Les crises qui secouent certains pays francophones de l’Afrique de l’Ouest au point de provoquer un développement du sentiment anti-français. Dr Cheikh Guèye analyse ce phénomène et étaye son argumentaire par des exemples forts, qui illustrent la perte de l’influence de Paris sur le continent.Par Mamadou T. DIATTA – 

Dr Cheikh Guèye, géographe, chercheur et Secrétaire permanent du Rapport alternatif sur l’Afrique (Rasa), a sa petite idée sur les raisons de la perte de l’influence française en Afrique. Ce, à la suite d’une succession d’évènements dont les principaux animateurs n’ont pas affiché ou exprimé leur penchant pour Paris. Le point de vue du chercheur est inspiré par le développement du sentiment anti-français dans certains pays du continent. Celui-ci est très manifeste lors de crises politiques -liées à la question démocratique ou aux coups d’Etat militaires dont le dernier en date est celui qui a déposé le Président Mohamed Bazoum au Niger- que connaissent surtout certains pays africains considérés comme le pré-carré français. Alors, interrogé à ce propos par Le Monde Afrique, celui qui est aussi Secrétaire général du Cadre unitaire de l’islam au Sénégal (Cudis), une entité qui fait souvent dans la facilitation et la médiation lors des crises politico-sociales intervenues au Sénégal, est d’avis que c’est «la politique française qui est rejetée plus que la France en tant que pays et en tant que Peuple. Le sentiment antifrançais est surtout un sentiment anti-impérialiste et anticolonial auquel les jeunes Africains du XXIe siècle se reconnaissent et se réincarnent en se reconnectant aux luttes des pères de nos indépendances». Dr Guèye parle de «processus au long cours, une tendance lourde qu’il sera très difficile d’inverser» pour évoquer encore la perte d’influence de Paris en Afrique.

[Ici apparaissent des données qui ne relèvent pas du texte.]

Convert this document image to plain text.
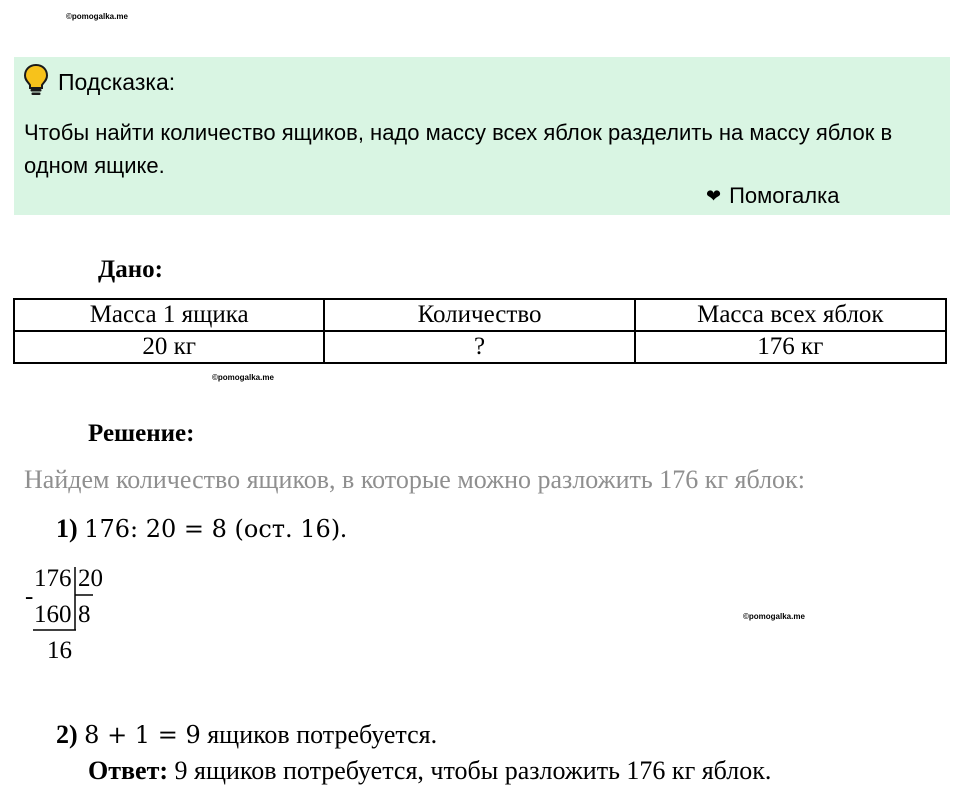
©pomogalka.me
Подсказка:
Чтобы найти количество ящиков, надо массу всех яблок разделить на массу яблок в одном ящике.
❤ Помогалка
Дано:
Масса 1 ящика	Количество	Масса всех яблок
20 кг	?	176 кг
©pomogalka.me
Решение:
Найдем количество ящиков, в которые можно разложить 176 кг яблок:
1) 176: 20 = 8 (ост. 16).
176 20
-
160 8
16
©pomogalka.me
2) 8 + 1 = 9 ящиков потребуется.
Ответ: 9 ящиков потребуется, чтобы разложить 176 кг яблок.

Autres griefs faits, entre autres à la France, le fait de ne pas changer d’époque au moment où on note un renouvellement des générations avec des jeunes, en Afrique, qui sont «inondés par l’information sur la marche des pays et qui exigent des ruptures profondes et sincères». Mais aussi «de continuer à choisir ou contrôler les pouvoirs africains, de tolérer des coups d’Etat institutionnels selon ses intérêts, d’être trop présente avec ses bases militaires et son interventionnisme excessif, de fermer ses frontières à l’émigration et d’être oublieuse des méfaits de sa politique coloniale et de l’ingratitude au regard des efforts des tirailleurs africains pour sa libération, etc.».

Le chercheur Guèye a aussi fait état de l’émergence de nouvelles forces politiques bénéficiant d’une forte popularité auprès des populations. Non sans préciser que «ce sont les dirigeants qui travaillent avec les institutions financières et les entreprises». «De nouvelles forces politiques naissent autour du rejet de la Françafrique et leur popularité grandit rapidement. Elles pourraient accéder au pouvoir dans les prochaines années et ceci pourrait déclencher une véritable hostilité économique, voire une chasse aux biens français», fait-il remarquer. Pour étayer son argumentaire, il convoque ce qui est noté «dans les manifestations violentes au Burkina Faso, au Mali ou encore au Sénégal ou au Niger». «Les manifestants répondent par la symbolique qui consiste à montrer du doigt le pays qui leur pose problème, en s’attaquant et en pillant les enseignes françaises.» Dr Cheikh Guèye note que «la situation au Sahel et l’échec de la stratégie du tout sécuritaire dans la lutte contre le djihadisme» n’ont fait que creuser davantage le fossé entre la jeunesse du continent et la France. Il citera même «un exemple à la fois heureux et amusant» en faisant référence à Senchan, mis en place «pour lutter contre l’envahissement par Auchan du secteur commercial à Touba» et qui a été mis à sac dans la confusion lors des dernières manifestations violentes dans la cité religieuse.

«L’idée de pré-carré français disparaît en lien avec les offensives des autres pays qui offrent aux pays africains francophones la possibilité de diversifier les partenariats et d’atténuer ainsi la dépendance à la France qui est symboliquement celle qui fait l’objet de rejet», explique Dr Cheikh Guèye pour démontrer comment les autres pays sont devenus de sérieux concurrents de la France au point de lui ravir la vedette en Afrique.